The single-event drag modulated aerocapture delivers the payload to the desired orbit by monitoring the velocity reduction during atmospheric entry continually and releasing the larger drag surface once the desired velocity is achieved. The goal of this study is to identify and address the technology challenges to enable a simple, single-event drag modulated aerocapture at Venus for a small satellite science mission. In particular, there were three key risk-related questions to be addressed in this effort: 1. Is the vehicle stable before, during, and after the single-event jettison? What is the likelihood that the drag skirt could re-contact the vehicle after the jettison? 2. Is the guidance and control algorithm sufficiently robust in achieving the target science orbit despite navigational and atmospheric uncertainties? 3. Can available thermal protection system (TPS) materials maintain acceptable temperature limits on the aerocapture vehicle at Venus?

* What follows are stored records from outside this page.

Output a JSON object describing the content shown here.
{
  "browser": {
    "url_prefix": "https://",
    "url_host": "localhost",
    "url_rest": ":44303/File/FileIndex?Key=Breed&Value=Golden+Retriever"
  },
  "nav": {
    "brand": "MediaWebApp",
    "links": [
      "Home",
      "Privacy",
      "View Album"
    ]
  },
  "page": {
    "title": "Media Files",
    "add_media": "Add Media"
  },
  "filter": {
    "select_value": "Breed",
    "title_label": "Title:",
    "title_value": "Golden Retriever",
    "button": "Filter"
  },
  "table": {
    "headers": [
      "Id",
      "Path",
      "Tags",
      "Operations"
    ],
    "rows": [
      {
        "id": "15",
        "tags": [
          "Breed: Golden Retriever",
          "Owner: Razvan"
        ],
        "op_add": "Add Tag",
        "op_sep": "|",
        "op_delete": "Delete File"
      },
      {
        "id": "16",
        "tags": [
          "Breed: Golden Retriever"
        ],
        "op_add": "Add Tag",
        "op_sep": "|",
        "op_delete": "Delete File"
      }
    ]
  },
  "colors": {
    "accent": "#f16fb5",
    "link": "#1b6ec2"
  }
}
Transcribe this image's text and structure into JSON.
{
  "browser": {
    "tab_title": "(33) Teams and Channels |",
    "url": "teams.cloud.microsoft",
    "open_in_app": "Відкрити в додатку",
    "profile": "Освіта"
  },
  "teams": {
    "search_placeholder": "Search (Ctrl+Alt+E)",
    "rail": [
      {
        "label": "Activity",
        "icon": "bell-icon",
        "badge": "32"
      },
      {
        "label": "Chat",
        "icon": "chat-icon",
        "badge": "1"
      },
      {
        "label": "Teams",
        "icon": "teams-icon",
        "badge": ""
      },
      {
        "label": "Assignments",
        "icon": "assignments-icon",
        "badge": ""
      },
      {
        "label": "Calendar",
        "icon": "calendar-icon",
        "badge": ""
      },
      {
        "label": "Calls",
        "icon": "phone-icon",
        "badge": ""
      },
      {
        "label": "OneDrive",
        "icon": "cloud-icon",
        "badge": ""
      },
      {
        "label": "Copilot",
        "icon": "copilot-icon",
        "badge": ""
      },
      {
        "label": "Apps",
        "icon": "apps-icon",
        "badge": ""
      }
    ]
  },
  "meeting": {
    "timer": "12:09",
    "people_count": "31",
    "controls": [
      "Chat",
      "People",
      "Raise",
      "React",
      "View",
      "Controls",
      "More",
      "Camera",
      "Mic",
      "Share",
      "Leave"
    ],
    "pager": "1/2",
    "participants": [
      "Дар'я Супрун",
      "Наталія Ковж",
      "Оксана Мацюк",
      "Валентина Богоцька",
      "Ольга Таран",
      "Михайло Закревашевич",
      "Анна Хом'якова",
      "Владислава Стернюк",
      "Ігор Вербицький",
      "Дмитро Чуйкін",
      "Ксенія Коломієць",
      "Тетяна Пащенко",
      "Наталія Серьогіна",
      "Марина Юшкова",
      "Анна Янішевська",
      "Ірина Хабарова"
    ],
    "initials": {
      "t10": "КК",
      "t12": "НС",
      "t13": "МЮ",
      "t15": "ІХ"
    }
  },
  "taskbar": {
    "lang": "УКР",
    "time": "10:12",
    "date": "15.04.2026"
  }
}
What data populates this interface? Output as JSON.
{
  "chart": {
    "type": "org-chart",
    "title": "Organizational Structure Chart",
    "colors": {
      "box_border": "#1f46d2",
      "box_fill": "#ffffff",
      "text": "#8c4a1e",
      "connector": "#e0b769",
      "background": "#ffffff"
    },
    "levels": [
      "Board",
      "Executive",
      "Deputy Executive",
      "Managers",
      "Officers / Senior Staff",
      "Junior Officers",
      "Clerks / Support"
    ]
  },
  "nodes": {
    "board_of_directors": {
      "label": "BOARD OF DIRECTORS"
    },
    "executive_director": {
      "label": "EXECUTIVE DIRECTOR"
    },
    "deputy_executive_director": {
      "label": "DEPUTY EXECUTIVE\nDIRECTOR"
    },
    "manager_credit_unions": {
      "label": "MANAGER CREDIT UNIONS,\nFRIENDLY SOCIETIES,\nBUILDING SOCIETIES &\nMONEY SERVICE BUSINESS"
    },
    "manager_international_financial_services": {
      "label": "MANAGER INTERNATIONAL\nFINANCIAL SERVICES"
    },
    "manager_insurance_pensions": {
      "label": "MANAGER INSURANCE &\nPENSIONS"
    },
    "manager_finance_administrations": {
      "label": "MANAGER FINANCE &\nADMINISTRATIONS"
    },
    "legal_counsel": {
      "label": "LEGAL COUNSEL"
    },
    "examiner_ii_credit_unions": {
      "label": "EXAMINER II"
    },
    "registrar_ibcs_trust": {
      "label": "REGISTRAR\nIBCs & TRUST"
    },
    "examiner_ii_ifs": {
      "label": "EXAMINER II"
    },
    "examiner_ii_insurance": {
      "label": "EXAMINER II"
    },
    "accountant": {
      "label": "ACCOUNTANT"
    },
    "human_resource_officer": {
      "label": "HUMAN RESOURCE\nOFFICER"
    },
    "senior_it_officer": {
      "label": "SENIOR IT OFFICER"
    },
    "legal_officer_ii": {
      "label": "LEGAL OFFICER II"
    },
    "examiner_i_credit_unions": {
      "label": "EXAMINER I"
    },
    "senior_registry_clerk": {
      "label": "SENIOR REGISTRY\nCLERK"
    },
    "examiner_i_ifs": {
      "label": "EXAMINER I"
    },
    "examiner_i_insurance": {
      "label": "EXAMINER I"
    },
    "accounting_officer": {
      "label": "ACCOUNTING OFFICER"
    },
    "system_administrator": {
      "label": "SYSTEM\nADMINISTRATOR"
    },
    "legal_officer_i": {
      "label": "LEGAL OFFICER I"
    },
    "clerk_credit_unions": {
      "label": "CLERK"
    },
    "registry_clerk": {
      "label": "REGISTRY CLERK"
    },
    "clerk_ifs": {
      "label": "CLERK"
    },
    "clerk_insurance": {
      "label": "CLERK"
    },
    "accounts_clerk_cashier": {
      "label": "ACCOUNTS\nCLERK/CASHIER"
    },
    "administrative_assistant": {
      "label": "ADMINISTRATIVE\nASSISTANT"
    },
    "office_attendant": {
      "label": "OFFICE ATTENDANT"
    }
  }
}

The focus of the first-year effort resulted maturing the drag modulated aerocapture concept at Venus by identifying challenges and addressing them. Of the three key risks, two have been thoroughly addressed. The combined navigation and atmospheric DSENDS trajectory analyses show that this system can feasibly target a science orbit within acceptable limits. The aerothermal analysis shows that mature and well-characterized TPS materials can meet the demands of hypersonic flight at Venus. The TPS selection and sizing provided the mass estimate necessary. The first objective, which focuses on the stability of the delivered payload is the subject of future work. The CFD/6-DOF simulation using CART3-D was used to identify a single skirt as the choice to avoid re-contact between the two bodies, but packaging and stability of the center body will require detailed analysis. A detailed review of simulation setup and assumptions, as well as accurate modeling of the effects of spin-stabilization, will be the main focus in mitigating the stability concerns. Stability concerns will be addressed through ballistic range experiments as well as accurate modeling in year 2.